Why Should We Know Our Farmers?
I participated in the USDA‘s live Facebook chat today with Deputy Secretary Kathleen Merrigan. I appreciated the gracious tone of the talk, as well as the willingness to answer a variety of questions, including questions (i.e., mine) that challenged the value of local food. However, I remain at odds with the federal government’s subsidies in the name of local food, and with the use of tax dollars to promote a locavore lifestyle.
Merrigan’s comments about locavores in the winter were very reasonable. She said that she wanted to make local food available more often, not necessarily for 12 months out of the year. She also declined to define “local,” and stated that it would be unwise to impose a definition on everyone. I’m glad that the USDA isn’t harboring dreams of a 100-mile food distance standard (yet). Then she talked about using some kind of greenhouse to extend the growing season — “greenhouse” wasn’t the word, but I didn’t catch the exact agricultural term — and about preserving produce.
As I said, the comments were reasonable — for individuals who voluntarily buy local food. For taxpayer-funded entities like public schools, the ideas are more problematic. Any effort to obtain or preserve local food past the regular harvest time entails a cost. If public schools spend extra money for local fruit in November when they could have flown in produce from a different climate instead, that’s money that could have been spent on teachers or textbooks, or never taken from taxpayers in the first place.
I asked Merrigan why she thinks it’s important for people to know their farmers, and she listed several reasons in response. She talked about the health value of fresh produce, and about the environmental impact. She also suggested that knowing their farmers inspires schoolchildren to do well in science class.

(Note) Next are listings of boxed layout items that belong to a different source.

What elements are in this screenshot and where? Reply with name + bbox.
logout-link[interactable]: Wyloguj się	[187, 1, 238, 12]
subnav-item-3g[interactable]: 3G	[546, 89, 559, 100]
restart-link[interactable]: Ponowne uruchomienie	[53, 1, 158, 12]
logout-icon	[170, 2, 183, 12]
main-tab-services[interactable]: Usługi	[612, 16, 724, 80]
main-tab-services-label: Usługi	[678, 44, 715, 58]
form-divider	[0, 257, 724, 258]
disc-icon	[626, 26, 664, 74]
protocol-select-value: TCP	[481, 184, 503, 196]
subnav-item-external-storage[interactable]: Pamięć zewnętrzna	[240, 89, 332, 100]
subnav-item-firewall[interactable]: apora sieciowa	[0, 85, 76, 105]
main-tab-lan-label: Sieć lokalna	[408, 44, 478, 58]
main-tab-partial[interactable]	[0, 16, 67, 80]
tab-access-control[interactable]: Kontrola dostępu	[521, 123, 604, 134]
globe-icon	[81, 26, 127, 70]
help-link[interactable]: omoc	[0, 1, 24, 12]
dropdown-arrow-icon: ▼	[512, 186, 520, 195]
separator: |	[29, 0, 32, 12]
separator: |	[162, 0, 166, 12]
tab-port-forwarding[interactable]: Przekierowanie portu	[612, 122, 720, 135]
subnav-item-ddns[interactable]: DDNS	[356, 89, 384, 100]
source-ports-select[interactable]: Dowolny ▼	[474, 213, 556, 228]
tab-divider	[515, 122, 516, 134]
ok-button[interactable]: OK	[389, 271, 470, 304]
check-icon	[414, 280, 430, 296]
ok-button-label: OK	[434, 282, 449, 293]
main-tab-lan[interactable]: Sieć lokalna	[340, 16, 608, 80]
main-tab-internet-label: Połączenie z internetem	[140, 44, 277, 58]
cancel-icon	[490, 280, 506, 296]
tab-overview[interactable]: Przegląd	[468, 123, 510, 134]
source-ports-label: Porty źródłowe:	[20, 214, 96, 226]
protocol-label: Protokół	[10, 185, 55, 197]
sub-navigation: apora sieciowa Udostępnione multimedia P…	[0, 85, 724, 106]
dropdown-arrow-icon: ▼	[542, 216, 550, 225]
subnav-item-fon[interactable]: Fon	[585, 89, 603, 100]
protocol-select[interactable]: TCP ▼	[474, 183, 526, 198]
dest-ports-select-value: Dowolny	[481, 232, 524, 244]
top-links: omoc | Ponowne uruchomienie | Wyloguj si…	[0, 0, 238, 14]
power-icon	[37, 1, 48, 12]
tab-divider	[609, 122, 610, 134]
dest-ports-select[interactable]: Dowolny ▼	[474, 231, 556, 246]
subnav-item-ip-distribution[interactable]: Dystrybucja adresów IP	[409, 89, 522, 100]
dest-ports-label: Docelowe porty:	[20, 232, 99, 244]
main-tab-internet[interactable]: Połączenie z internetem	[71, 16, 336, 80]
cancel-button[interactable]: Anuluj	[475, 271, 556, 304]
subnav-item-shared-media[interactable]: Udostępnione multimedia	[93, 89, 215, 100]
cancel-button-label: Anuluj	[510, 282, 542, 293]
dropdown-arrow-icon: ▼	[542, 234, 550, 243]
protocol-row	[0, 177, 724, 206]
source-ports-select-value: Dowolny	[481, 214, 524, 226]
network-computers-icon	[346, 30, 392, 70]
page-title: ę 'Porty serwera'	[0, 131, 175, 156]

I’m unconvinced that knowing the person who grew your food makes a difference in the pursuit of those goals. For example, you can choose a salad over a hamburger without knowing who planted the vegetables. If you want to make healthy choices, you should learn more about the nutritional content of what you eat, not about the people who brought it to market.
Some people may want to know their farmers because they feel it enriches their lives or inspires them. I say, go for it — but the federal government doesn’t need to get involved.